Why This Matters Beyond Fantasy Football
This might be a game. But the structure is exactly the same in business. Imagine replacing “Who should I transfer?” with:
- Which supplier should we renegotiate with?
- Which region deserves investment?
- Which product line should we discontinue?
The goal isn’t to show every possible metric. The goal is to design an artefact that helps someone make a decision now. Not next week. Not after three more breakdowns. Now.
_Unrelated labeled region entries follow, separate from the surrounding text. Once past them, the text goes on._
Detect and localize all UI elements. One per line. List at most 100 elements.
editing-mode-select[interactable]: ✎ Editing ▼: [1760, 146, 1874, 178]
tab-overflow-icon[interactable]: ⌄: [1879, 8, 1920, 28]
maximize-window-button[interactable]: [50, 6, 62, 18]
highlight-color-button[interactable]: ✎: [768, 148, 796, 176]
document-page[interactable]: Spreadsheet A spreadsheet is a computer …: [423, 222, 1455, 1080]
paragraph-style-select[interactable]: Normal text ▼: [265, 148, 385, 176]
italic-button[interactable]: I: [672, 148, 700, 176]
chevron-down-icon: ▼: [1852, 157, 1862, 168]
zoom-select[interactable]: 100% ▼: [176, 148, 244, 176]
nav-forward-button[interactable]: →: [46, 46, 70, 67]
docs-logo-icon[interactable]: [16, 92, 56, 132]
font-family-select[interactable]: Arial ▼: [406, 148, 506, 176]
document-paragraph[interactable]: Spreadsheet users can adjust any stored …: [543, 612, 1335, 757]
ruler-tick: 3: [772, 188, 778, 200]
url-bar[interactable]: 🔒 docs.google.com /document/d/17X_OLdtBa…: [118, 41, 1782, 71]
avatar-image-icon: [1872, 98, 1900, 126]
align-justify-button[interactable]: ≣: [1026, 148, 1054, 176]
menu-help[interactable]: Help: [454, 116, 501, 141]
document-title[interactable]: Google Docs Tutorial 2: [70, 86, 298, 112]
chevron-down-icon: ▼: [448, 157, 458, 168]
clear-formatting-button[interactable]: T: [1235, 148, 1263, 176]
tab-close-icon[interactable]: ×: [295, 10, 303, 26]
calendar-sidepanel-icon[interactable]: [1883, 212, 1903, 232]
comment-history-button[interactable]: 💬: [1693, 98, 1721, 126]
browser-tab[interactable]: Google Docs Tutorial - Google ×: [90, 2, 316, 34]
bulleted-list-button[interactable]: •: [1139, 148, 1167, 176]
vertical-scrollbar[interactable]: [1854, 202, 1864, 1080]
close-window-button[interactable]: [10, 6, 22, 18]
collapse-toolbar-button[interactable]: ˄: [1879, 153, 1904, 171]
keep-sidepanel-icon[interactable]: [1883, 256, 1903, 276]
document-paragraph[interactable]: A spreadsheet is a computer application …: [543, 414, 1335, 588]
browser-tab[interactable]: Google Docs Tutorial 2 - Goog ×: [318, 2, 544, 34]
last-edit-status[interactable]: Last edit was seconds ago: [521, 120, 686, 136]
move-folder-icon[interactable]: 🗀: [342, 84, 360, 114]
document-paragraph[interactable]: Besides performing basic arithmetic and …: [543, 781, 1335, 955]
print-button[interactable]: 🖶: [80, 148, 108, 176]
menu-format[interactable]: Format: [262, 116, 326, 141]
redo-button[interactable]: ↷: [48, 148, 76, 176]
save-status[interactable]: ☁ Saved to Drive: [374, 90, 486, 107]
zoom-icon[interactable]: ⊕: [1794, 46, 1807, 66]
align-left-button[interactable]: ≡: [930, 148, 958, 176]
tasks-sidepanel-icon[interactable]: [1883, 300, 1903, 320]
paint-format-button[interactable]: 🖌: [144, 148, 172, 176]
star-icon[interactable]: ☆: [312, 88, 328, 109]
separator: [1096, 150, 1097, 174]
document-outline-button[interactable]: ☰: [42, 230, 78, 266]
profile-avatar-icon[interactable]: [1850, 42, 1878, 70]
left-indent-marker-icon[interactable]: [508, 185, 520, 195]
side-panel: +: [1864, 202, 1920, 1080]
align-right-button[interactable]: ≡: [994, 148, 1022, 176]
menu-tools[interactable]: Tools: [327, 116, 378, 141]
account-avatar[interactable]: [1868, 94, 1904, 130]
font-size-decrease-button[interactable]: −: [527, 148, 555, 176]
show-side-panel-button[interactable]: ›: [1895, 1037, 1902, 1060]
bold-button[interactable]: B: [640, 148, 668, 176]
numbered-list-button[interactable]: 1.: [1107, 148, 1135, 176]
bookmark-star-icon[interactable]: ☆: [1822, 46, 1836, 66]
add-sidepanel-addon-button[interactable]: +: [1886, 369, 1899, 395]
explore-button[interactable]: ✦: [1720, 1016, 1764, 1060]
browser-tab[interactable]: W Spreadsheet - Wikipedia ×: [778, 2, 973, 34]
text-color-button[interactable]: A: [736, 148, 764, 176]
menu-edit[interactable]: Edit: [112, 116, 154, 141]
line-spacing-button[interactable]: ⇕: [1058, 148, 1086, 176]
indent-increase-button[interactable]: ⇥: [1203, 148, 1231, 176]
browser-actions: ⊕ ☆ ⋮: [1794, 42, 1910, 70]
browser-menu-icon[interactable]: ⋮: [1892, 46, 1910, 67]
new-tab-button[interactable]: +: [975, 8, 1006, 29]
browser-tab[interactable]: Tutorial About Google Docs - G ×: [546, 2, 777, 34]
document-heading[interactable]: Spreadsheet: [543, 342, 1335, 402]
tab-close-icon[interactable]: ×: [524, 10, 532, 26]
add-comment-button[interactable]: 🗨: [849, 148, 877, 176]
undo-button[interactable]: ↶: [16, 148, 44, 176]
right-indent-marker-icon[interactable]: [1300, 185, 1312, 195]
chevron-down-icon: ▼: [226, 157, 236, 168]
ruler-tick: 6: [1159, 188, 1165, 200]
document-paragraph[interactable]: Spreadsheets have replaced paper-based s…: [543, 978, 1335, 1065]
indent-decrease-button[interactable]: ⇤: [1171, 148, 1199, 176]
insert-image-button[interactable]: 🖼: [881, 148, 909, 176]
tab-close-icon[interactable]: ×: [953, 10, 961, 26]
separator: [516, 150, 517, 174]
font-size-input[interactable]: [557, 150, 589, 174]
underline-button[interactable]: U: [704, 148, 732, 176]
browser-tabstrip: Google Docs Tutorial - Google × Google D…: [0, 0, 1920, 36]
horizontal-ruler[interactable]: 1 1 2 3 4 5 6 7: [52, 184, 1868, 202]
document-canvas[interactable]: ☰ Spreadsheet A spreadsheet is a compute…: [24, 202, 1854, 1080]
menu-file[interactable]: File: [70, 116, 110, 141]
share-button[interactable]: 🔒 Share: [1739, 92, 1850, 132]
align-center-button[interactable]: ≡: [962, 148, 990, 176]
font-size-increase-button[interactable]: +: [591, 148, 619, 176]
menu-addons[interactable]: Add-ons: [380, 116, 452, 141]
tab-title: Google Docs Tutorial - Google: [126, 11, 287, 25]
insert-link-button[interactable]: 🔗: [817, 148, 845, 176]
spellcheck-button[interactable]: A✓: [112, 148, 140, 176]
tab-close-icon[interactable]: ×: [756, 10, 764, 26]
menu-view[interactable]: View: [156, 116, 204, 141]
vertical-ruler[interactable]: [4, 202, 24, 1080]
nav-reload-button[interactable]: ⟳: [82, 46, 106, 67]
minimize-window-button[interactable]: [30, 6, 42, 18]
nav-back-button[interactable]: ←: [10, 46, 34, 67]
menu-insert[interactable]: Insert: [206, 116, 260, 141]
Good Analytics Doesn’t Answer Everything
This is the uncomfortable part. Good analytics does not answer every possible question. It answers the right question well.
In this case:
What transfer should I make this week?
That constraint is powerful. It forces discipline. It forces prioritisation. It forces clarity. And that’s exactly what most business dashboards lack.
Decision-Driven Analytics in Practice
This is what I mean when I talk about moving from reporting to decision support.
The report isn’t there to show how clever the model is.
It’s there to reduce cognitive load and increase confidence.
That’s the difference between:
- A dashboard
- A decision tool
Fantasy Football just makes the stakes obvious. If you make the wrong transfer, you lose points. In business, the stakes are higher. But the principle is identical.
The Standard We Should Aim For
We should not be building dashboards that show everything. We should be building artefacts that help someone make a decision.
That means:
- Starting with the question
- Selecting only the signals that matter
- Structuring the page intentionally
- Making the implication obvious
If your dashboard disappeared tomorrow, would a specific decision become harder? If not, it’s reporting. If yes, it’s decision-driven analytics.
Where This Leads
This practical example is exactly how we approach analytics inside the Data Accelerator.
We don’t start with datasets. We start with decisions. And then we design everything backwards from there. Whether it’s Fantasy Football or forecasting revenue, the standard should be the same:
Not more dashboards. Better decisions.